Chinese economic data for January and February is often combined to remove distortions caused by the shifting timing of the Lunar New Year holiday.
Economists in the poll expect a March trade surplus of $22.4 billion, compared with $13.8 billion a year earlier.
The trade data will be released on Wednesday.
Australia business conditions
A measure of Australian business conditions picked up sharply in March as firms saw strong sales and labor conditions, while surging costs pushed retail prices higher in a worrying sign for inflation.
Tuesday’s survey from National Australia Bank showed its index of business conditions doubled to +18 in March, while confidence added 3 points to +16.

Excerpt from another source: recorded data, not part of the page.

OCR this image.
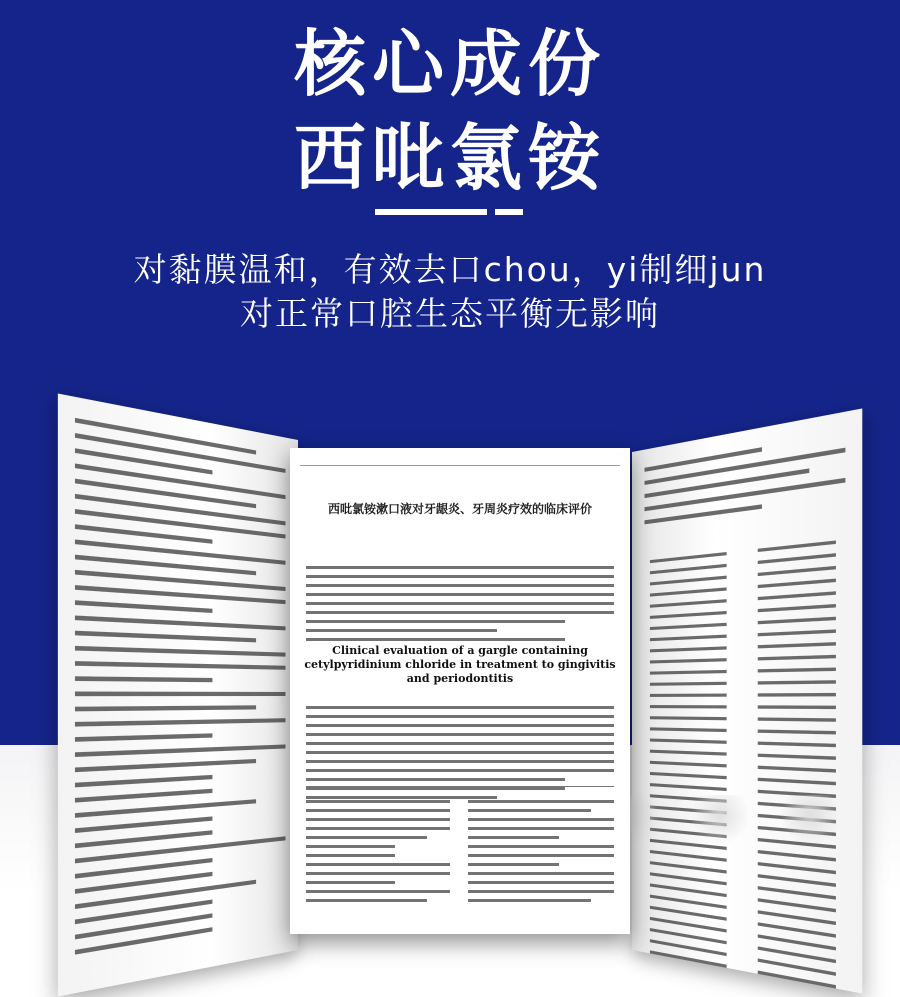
核心成份
西吡氯铵

对黏膜温和，有效去口chou，yi制细jun

对正常口腔生态平衡无影响

西吡氯铵漱口液对牙龈炎、牙周炎疗效的临床评价

Clinical evaluation of a gargle containing cetylpyridinium chloride in treatment to gingivitis and periodontitis
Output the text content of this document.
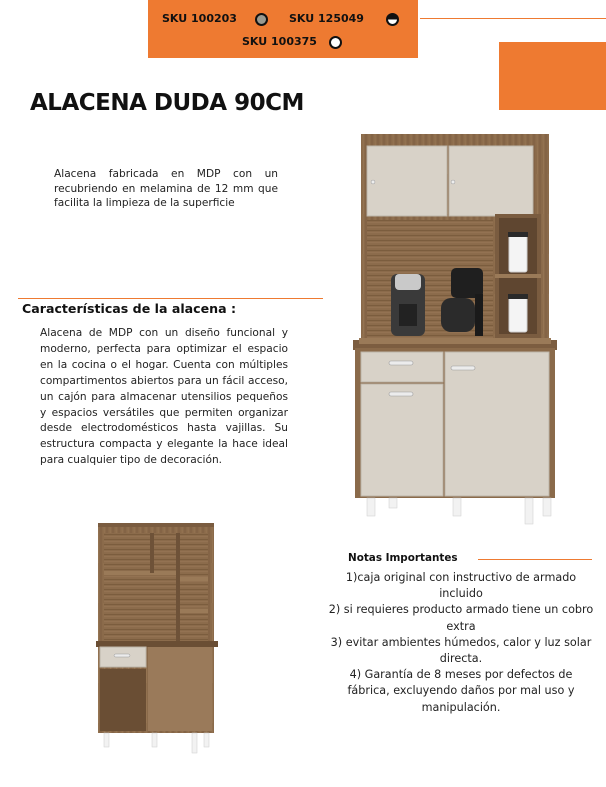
SKU 100203	SKU 125049
SKU 100375
ALACENA DUDA 90CM
Alacena fabricada en MDP con un recubriendo en melamina de 12 mm que facilita la limpieza de la superficie
Características de la alacena :
Alacena de MDP con un diseño funcional y moderno, perfecta para optimizar el espacio en la cocina o el hogar. Cuenta con múltiples compartimentos abiertos para un fácil acceso, un cajón para almacenar utensilios pequeños y espacios versátiles que permiten organizar desde electrodomésticos hasta vajillas. Su estructura compacta y elegante la hace ideal para cualquier tipo de decoración.
Notas Importantes

1)caja original con instructivo de armado incluido

2) si requieres producto armado tiene un cobro extra

3) evitar ambientes húmedos, calor y luz solar directa.

4) Garantía de 8 meses por defectos de fábrica, excluyendo daños por mal uso y manipulación.
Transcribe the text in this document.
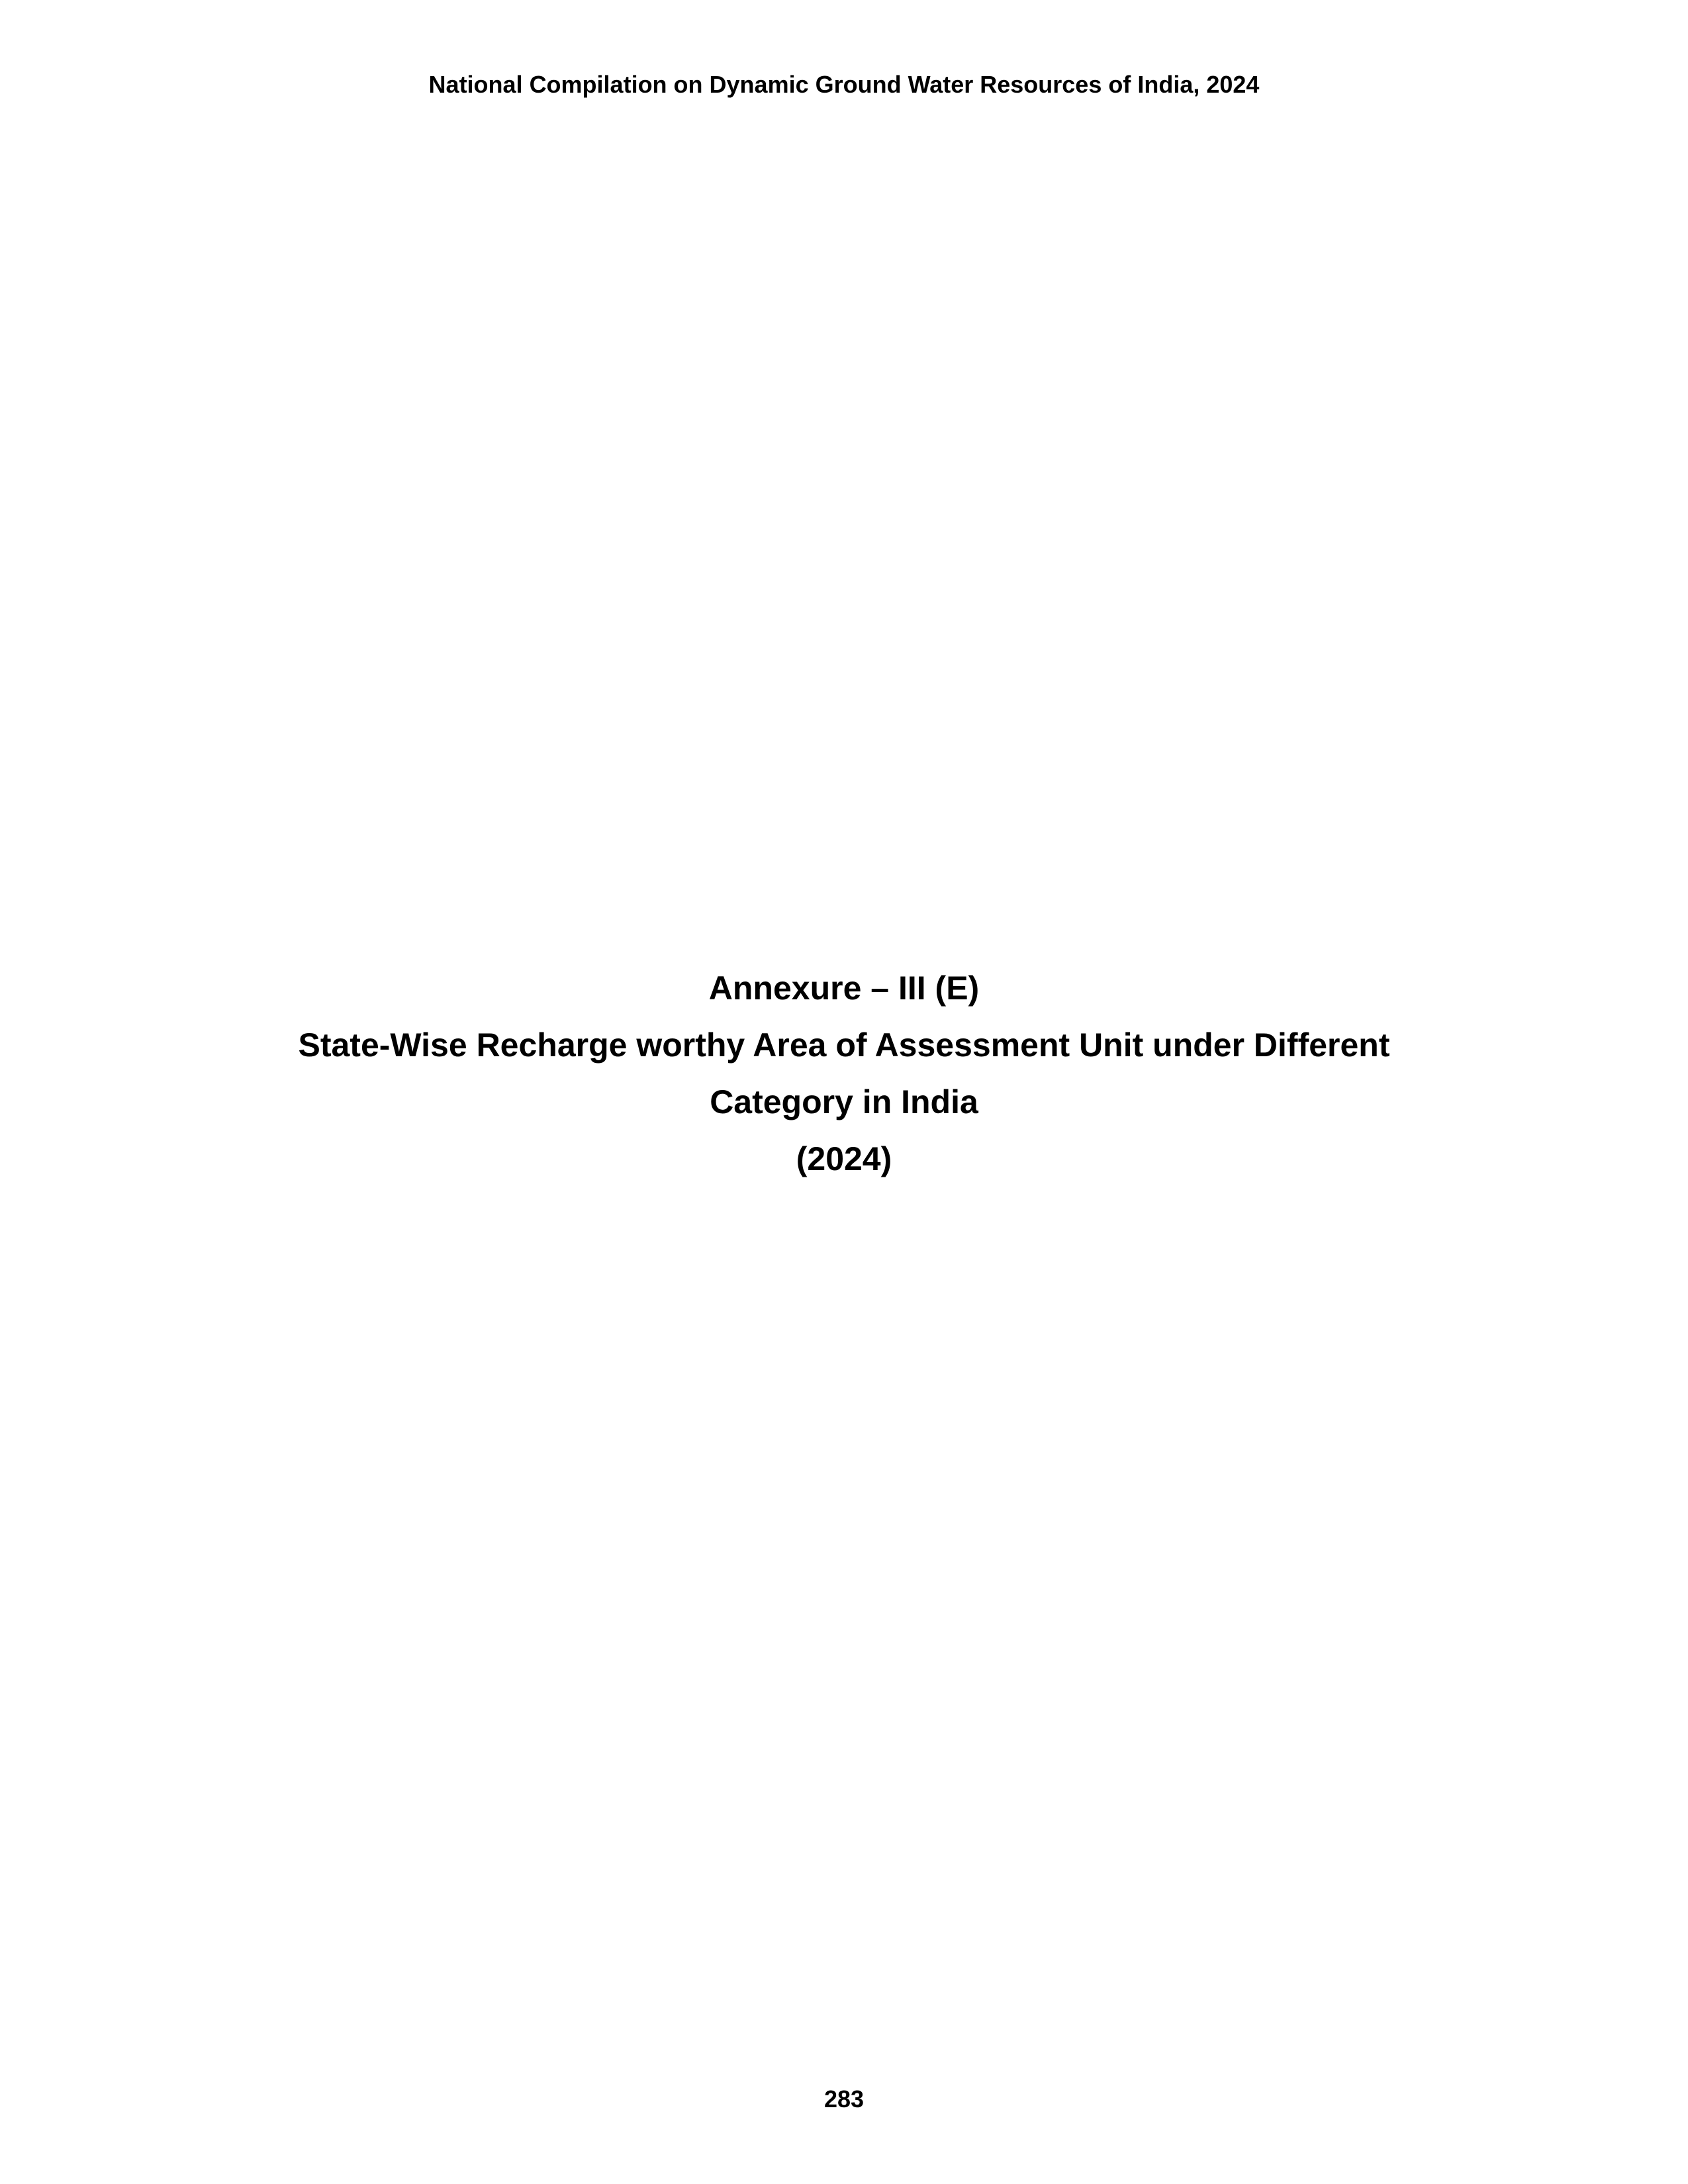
National Compilation on Dynamic Ground Water Resources of India, 2024
Annexure – III (E)
State-Wise Recharge worthy Area of Assessment Unit under Different
Category in India
(2024)
283
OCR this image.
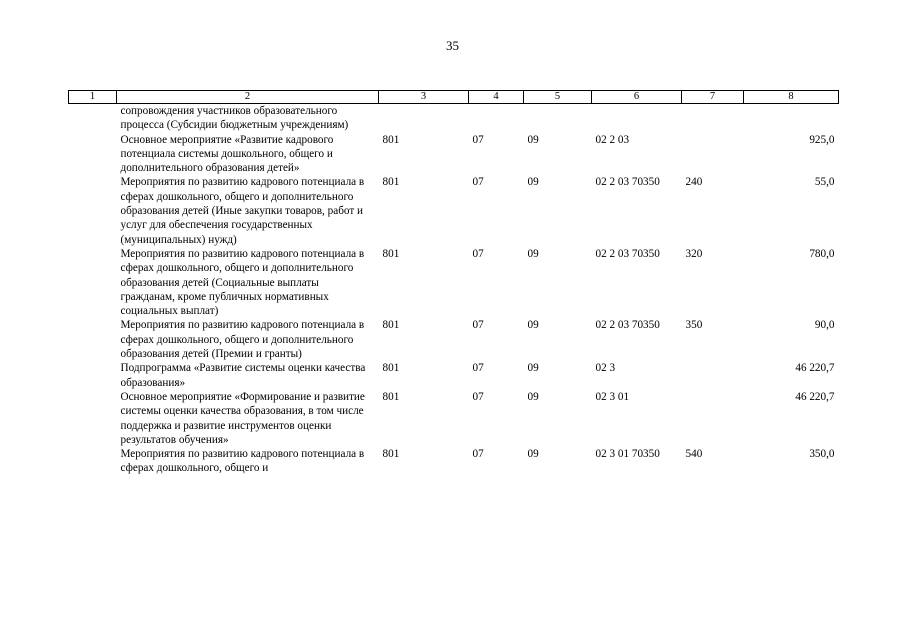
35
1	2	3	4	5	6	7	8
	сопровождения участников образовательного процесса (Субсидии бюджетным учреждениям)						
	Основное мероприятие «Развитие кадрового потенциала системы дошкольного, общего и дополнительного образования детей»	801	07	09	02 2 03		925,0
	Мероприятия по развитию кадрового потенциала в сферах дошкольного, общего и дополнительного образования детей (Иные закупки товаров, работ и услуг для обеспечения государственных (муниципальных) нужд)	801	07	09	02 2 03 70350	240	55,0
	Мероприятия по развитию кадрового потенциала в сферах дошкольного, общего и дополнительного образования детей (Социальные выплаты гражданам, кроме публичных нормативных социальных выплат)	801	07	09	02 2 03 70350	320	780,0
	Мероприятия по развитию кадрового потенциала в сферах дошкольного, общего и дополнительного образования детей (Премии и гранты)	801	07	09	02 2 03 70350	350	90,0
	Подпрограмма «Развитие системы оценки качества образования»	801	07	09	02 3		46 220,7
	Основное мероприятие «Формирование и развитие системы оценки качества образования, в том числе поддержка и развитие инструментов оценки результатов обучения»	801	07	09	02 3 01		46 220,7
	Мероприятия по развитию кадрового потенциала в сферах дошкольного, общего и	801	07	09	02 3 01 70350	540	350,0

The upbeat result will likely be welcomed by Prime Minister Scott Morrison, who is in the middle of a tough election campaign.
Inflation expectations stayed high at 5.8 percent, reflecting cost of living pressures from petrol, food and housing.
All that price froth has yet to deter shoppers, with CBA’s measure of household spending intentions jumping 9.2 percent in March to a record high, led by travel, transport and retail.
The strength in spending, combined with a 13-year low for unemployment, suggests the economy overall put in a solid performance in the first quarter.